Lam Carolyn S P, Solomon Scott D
National Heart Centre Singapore and Duke-National University of Singapore, Singapore; University Medical Centre Groningen, Groningen, the Netherlands.
Cardiovascular Division, Brigham and Women's Hospital, Harvard Medical School, Boston, Massachusetts, USA.
J Am Coll Cardiol. 2021 Jun 29;77(25):3217-3225. doi: 10.1016/j.jacc.2021.04.070.
The recent U.S. Food and Drug Administration expanded indication for sacubitril/valsartan introduces a new potential taxonomy for heart failure, with no reference to "preserved" ejection fraction but referring to "below normal" ejection fraction as those most likely to benefit. This review summarizes the evolution of nomenclature in heart failure and examines evidence showing that patients with ejection fraction in the "mid range" may benefit from neurohormonal blockade similar to those with more severely reduced (<40%) ejection fraction. Furthermore, prominent sex differences have been observed wherein the benefit of neurohormonal blockade appears to extend to a higher ejection fraction range in women compared to men. Based on emerging evidence, revised nomenclature is proposed defining heart failure with "reduced" (<40%), "mildly reduced," and "normal" (≥55% in men, ≥60% in women) ejection fraction.
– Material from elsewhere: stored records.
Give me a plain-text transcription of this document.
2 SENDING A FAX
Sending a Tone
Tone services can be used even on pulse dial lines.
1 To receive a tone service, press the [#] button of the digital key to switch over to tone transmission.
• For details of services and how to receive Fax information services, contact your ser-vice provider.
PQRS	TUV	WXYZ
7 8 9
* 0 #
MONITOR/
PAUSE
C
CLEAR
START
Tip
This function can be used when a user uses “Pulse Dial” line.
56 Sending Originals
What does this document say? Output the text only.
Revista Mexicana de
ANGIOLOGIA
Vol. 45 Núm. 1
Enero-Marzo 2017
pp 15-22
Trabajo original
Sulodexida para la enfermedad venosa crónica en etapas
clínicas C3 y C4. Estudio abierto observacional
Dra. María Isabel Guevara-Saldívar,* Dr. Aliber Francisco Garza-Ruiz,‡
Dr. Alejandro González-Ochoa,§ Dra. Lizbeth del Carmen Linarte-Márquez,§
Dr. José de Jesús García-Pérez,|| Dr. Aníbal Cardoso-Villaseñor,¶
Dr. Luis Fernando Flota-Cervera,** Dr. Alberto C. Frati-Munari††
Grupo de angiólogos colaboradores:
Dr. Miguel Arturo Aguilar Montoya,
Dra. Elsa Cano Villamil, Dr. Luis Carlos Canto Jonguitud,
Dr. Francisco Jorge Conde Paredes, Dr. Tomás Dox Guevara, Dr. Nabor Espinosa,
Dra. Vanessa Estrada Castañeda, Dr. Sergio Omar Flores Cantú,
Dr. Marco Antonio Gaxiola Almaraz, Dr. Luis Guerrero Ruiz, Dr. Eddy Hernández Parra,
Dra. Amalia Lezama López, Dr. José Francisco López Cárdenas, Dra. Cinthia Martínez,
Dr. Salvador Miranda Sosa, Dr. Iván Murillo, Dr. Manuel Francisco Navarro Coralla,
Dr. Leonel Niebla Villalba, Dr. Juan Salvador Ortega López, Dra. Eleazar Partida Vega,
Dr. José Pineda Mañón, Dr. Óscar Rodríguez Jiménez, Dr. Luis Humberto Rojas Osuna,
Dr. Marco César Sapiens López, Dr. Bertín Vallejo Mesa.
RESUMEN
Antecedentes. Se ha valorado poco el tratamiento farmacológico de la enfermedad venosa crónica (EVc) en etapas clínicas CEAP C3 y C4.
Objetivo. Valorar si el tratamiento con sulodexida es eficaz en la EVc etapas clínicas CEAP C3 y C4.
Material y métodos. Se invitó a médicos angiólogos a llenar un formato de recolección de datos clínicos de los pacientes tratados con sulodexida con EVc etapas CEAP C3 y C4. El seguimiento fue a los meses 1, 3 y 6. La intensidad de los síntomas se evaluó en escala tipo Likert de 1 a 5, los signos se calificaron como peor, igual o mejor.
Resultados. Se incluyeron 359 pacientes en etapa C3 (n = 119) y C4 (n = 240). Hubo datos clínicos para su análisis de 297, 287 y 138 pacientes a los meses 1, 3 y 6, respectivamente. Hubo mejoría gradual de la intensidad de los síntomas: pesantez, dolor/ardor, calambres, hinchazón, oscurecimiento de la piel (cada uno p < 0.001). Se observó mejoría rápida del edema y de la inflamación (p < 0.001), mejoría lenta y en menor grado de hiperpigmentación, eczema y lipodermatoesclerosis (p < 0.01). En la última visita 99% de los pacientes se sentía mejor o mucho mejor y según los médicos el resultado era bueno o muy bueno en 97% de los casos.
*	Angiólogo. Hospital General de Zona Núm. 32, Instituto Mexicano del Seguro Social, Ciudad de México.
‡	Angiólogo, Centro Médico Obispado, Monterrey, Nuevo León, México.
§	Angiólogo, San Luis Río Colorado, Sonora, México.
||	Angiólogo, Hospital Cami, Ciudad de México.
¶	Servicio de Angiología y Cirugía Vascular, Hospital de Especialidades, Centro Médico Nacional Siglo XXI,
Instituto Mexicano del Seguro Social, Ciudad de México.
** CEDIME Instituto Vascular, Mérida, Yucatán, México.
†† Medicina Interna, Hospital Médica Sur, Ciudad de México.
Such nomenclature signals consideration of potentially beneficial therapies in the largest group of patients with reduced or mildly reduced ejection fraction.
美国食品药品监督管理局最近扩大了沙库巴曲缬沙坦的适应症,引入了一种心力衰竭的新潜在分类法,未提及“保留”射血分数,而是将“低于正常”射血分数视为最可能受益的人群。本综述总结了心力衰竭命名法的演变,并审视了证据,这些证据表明“中等范围”射血分数的患者可能与射血分数严重降低(<40%)的患者一样,从神经激素阻断中获益。此外,还观察到了显著的性别差异,即与男性相比,神经激素阻断对女性的益处似乎延伸至更高的射血分数范围。基于新出现的证据,建议修订命名法,将心力衰竭定义为射血分数“降低”(<40%)、“轻度降低”和“正常”(男性≥55%,女性≥60%)。这种命名法表明要考虑对射血分数降低或轻度降低的最大患者群体采用潜在有益的治疗方法。